Thank you, but no, it won't be permanent. I'm still debating over my rabbit tattoo. I took it to an artist to have him draw something up, but unfortunately the guy who offered to help me was pretty much a jerk. So I won't be going back. I do NOT want him putting needles to my skin.

----------


## Patrick Long

is that two dermal anchors, or just a surface?

----------


## Mindibun

> is that two dermal anchors, or just a surface?


Either I'm having dejavou (sp?) or you've asked me this before ...  :Confused: 

Anyway, it's a surface. I don't like the fact that I can't remove a dermal anchor so I opted for the surface piercing. It's been months and it's healed pretty cleanly and has not migrated. Just some scar tissue formed.

----------


## Patrick Long

Oh yeah... I did ask you this before didnt I. I remember now reading your answer! LOL

----------


## FIEND_FO_LYFE

yeah dermals suck lol
my friend took hers out on the back of her neck and now she has some rad :cens0r: scars lol

----------


## blackcrystal22

AGH that looks so painful.

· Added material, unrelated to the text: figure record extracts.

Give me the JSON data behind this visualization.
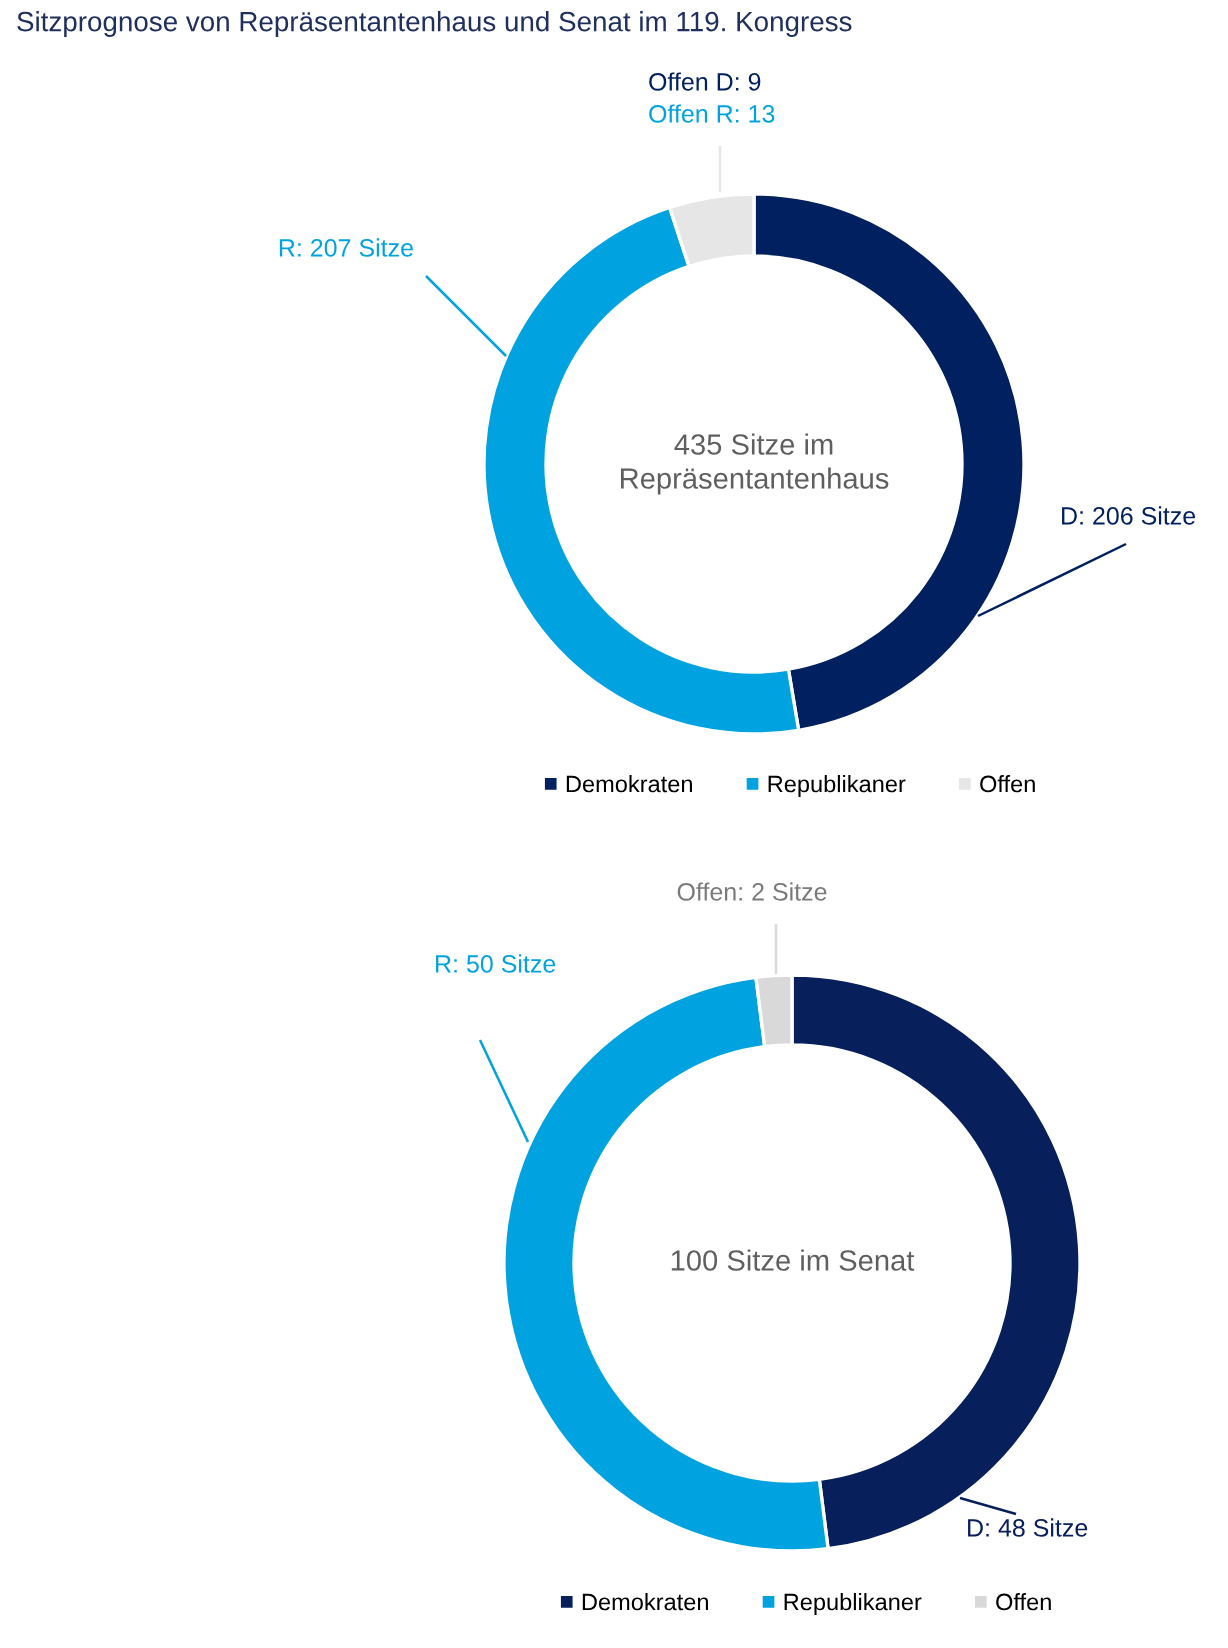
{
  "chart_data": [
    {
      "type": "donut",
      "title": "Sitzprognose von Repräsentantenhaus und Senat im 119. Kongress",
      "categories": [
        "Demokraten",
        "Republikaner",
        "Offen"
      ],
      "values": [
        206,
        207,
        22
      ],
      "colors": [
        "#002060",
        "#00a3e0",
        "#e6e6e6"
      ],
      "value_labels": [
        "D: 206 Sitze",
        "R: 207 Sitze",
        "Offen D: 9\nOffen R: 13"
      ],
      "annotations": [
        "435 Sitze im\nRepräsentantenhaus"
      ],
      "legend": "bottom"
    },
    {
      "type": "donut",
      "categories": [
        "Demokraten",
        "Republikaner",
        "Offen"
      ],
      "values": [
        48,
        50,
        2
      ],
      "colors": [
        "#071f5a",
        "#00a3e0",
        "#d9d9d9"
      ],
      "value_labels": [
        "D: 48 Sitze",
        "R: 50 Sitze",
        "Offen: 2 Sitze"
      ],
      "annotations": [
        "100 Sitze im Senat"
      ],
      "legend": "bottom"
    }
  ]
}
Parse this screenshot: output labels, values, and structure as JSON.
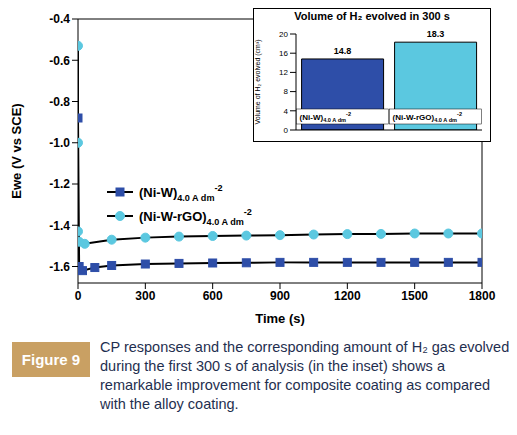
{
  "chart_data": [
    {
      "type": "line",
      "x_label": "Time (s)",
      "y_label": "Ewe (V vs SCE)",
      "xlim": [
        0,
        1800
      ],
      "xticks": [
        0,
        300,
        600,
        900,
        1200,
        1500,
        1800
      ],
      "ylim": [
        -1.68,
        -0.4
      ],
      "yticks": [
        -0.4,
        -0.6,
        -0.8,
        {
          "value": -1,
          "label": "-1.0"
        },
        -1.2,
        -1.4,
        -1.6
      ],
      "legend": "left",
      "series": [
        {
          "name": "(Ni-W)4.0 A dm-2",
          "color": "#2e4ea8",
          "marker": "square",
          "x": [
            0,
            5,
            20,
            75,
            150,
            300,
            450,
            600,
            750,
            900,
            1050,
            1200,
            1350,
            1500,
            1650,
            1800
          ],
          "values": [
            -0.88,
            -1.6,
            -1.62,
            -1.605,
            -1.595,
            -1.588,
            -1.585,
            -1.583,
            -1.582,
            -1.58,
            -1.58,
            -1.58,
            -1.58,
            -1.58,
            -1.58,
            -1.58
          ]
        },
        {
          "name": "(Ni-W-rGO)4.0 A dm-2",
          "color": "#5bc8e0",
          "marker": "circle",
          "x": [
            0,
            0,
            0,
            5,
            30,
            150,
            300,
            450,
            600,
            750,
            900,
            1050,
            1200,
            1350,
            1500,
            1650,
            1800
          ],
          "values": [
            -0.53,
            -1.0,
            -1.43,
            -1.48,
            -1.49,
            -1.47,
            -1.46,
            -1.455,
            -1.452,
            -1.45,
            -1.448,
            -1.445,
            -1.443,
            -1.442,
            -1.44,
            -1.44,
            -1.44
          ]
        }
      ]
    },
    {
      "type": "bar",
      "title": "Volume of H₂ evolved in 300 s",
      "y_label": "Volume of H₂ evolved (cm³)",
      "categories": [
        "(Ni-W)4.0 A dm-2",
        "(Ni-W-rGO)4.0 A dm-2"
      ],
      "values": [
        14.8,
        18.3
      ],
      "colors": [
        "#2e4ea8",
        "#5bc8e0"
      ],
      "ylim": [
        0,
        20
      ],
      "yticks": [
        0,
        4,
        8,
        12,
        16,
        20
      ],
      "data_labels": true
    }
  ],
  "figure": {
    "label": "Figure 9",
    "caption": "CP responses and the corresponding amount of H₂ gas evolved during the first 300 s of analysis (in the inset) shows a remarkable improvement for composite coating as compared with the alloy coating."
  }
}
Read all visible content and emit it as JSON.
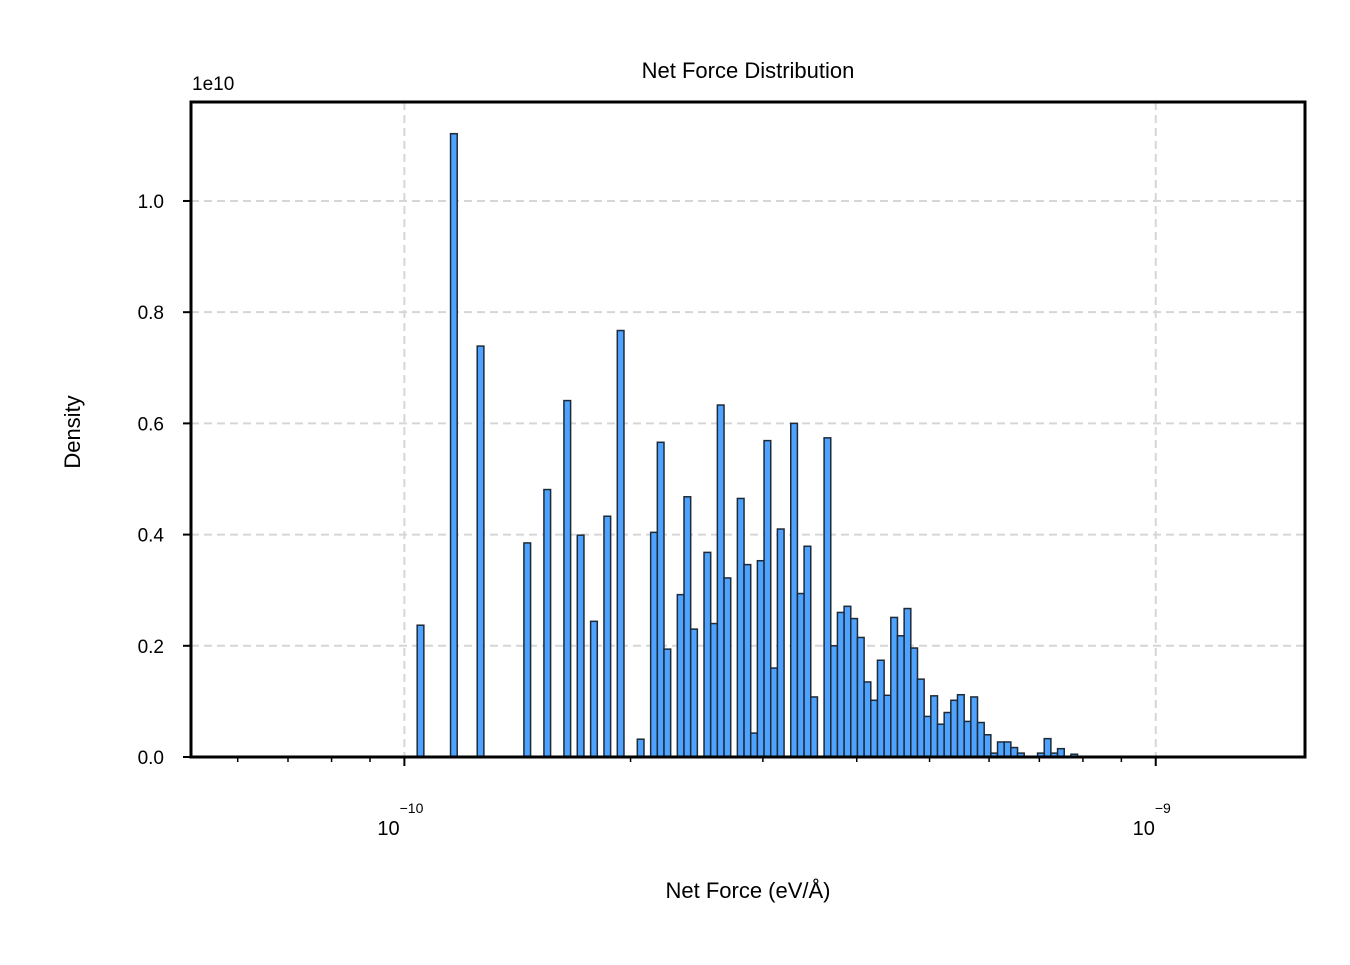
{
  "chart_data": {
    "type": "bar",
    "subtype": "histogram",
    "title": "Net Force Distribution",
    "xlabel": "Net Force (eV/Å)",
    "ylabel": "Density",
    "y_offset_label": "1e10",
    "x_scale": "log",
    "xlim": [
      5.2e-11,
      1.58e-09
    ],
    "ylim": [
      0,
      1.178
    ],
    "x_major_ticks": [
      {
        "value": 1e-10,
        "base": "10",
        "exp": "−10"
      },
      {
        "value": 1e-09,
        "base": "10",
        "exp": "−9"
      }
    ],
    "y_ticks": [
      {
        "value": 0.0,
        "label": "0.0"
      },
      {
        "value": 0.2,
        "label": "0.2"
      },
      {
        "value": 0.4,
        "label": "0.4"
      },
      {
        "value": 0.6,
        "label": "0.6"
      },
      {
        "value": 0.8,
        "label": "0.8"
      },
      {
        "value": 1.0,
        "label": "1.0"
      }
    ],
    "grid": true,
    "bin_range": [
      1.04e-10,
      7.87e-10
    ],
    "bin_spacing": "log",
    "values": [
      0.237,
      0,
      0,
      0,
      0,
      1.121,
      0,
      0,
      0,
      0.739,
      0,
      0,
      0,
      0,
      0,
      0,
      0.385,
      0,
      0,
      0.481,
      0,
      0,
      0.641,
      0,
      0.399,
      0,
      0.244,
      0,
      0.433,
      0,
      0.767,
      0,
      0,
      0.032,
      0,
      0.404,
      0.566,
      0.194,
      0,
      0.292,
      0.468,
      0.23,
      0,
      0.368,
      0.24,
      0.633,
      0.322,
      0,
      0.465,
      0.346,
      0.043,
      0.353,
      0.569,
      0.16,
      0.41,
      0,
      0.6,
      0.294,
      0.379,
      0.108,
      0,
      0.574,
      0.2,
      0.26,
      0.271,
      0.249,
      0.215,
      0.135,
      0.102,
      0.174,
      0.111,
      0.251,
      0.218,
      0.267,
      0.196,
      0.14,
      0.073,
      0.11,
      0.059,
      0.08,
      0.102,
      0.112,
      0.064,
      0.108,
      0.062,
      0.04,
      0.007,
      0.027,
      0.027,
      0.017,
      0.007,
      0,
      0,
      0.007,
      0.033,
      0.007,
      0.015,
      0,
      0.005
    ],
    "bar_color": "#4da3ff",
    "edge_color": "#1f2a36"
  }
}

D:

I like the pretty snake tattoo!

Stupid spammer bots.

----------


## FIEND_FO_LYFE

haha u got any other piercings?
i want my septum done, i only have snake bites, and 5/8 plugs.

----------


## Schlyne

Blast.  I should have taken pictures last week.  I have a ball python henna on my right upper arm, but it's really faded now.  I still have the remnants of a dragon henna on my left arm as well.

----------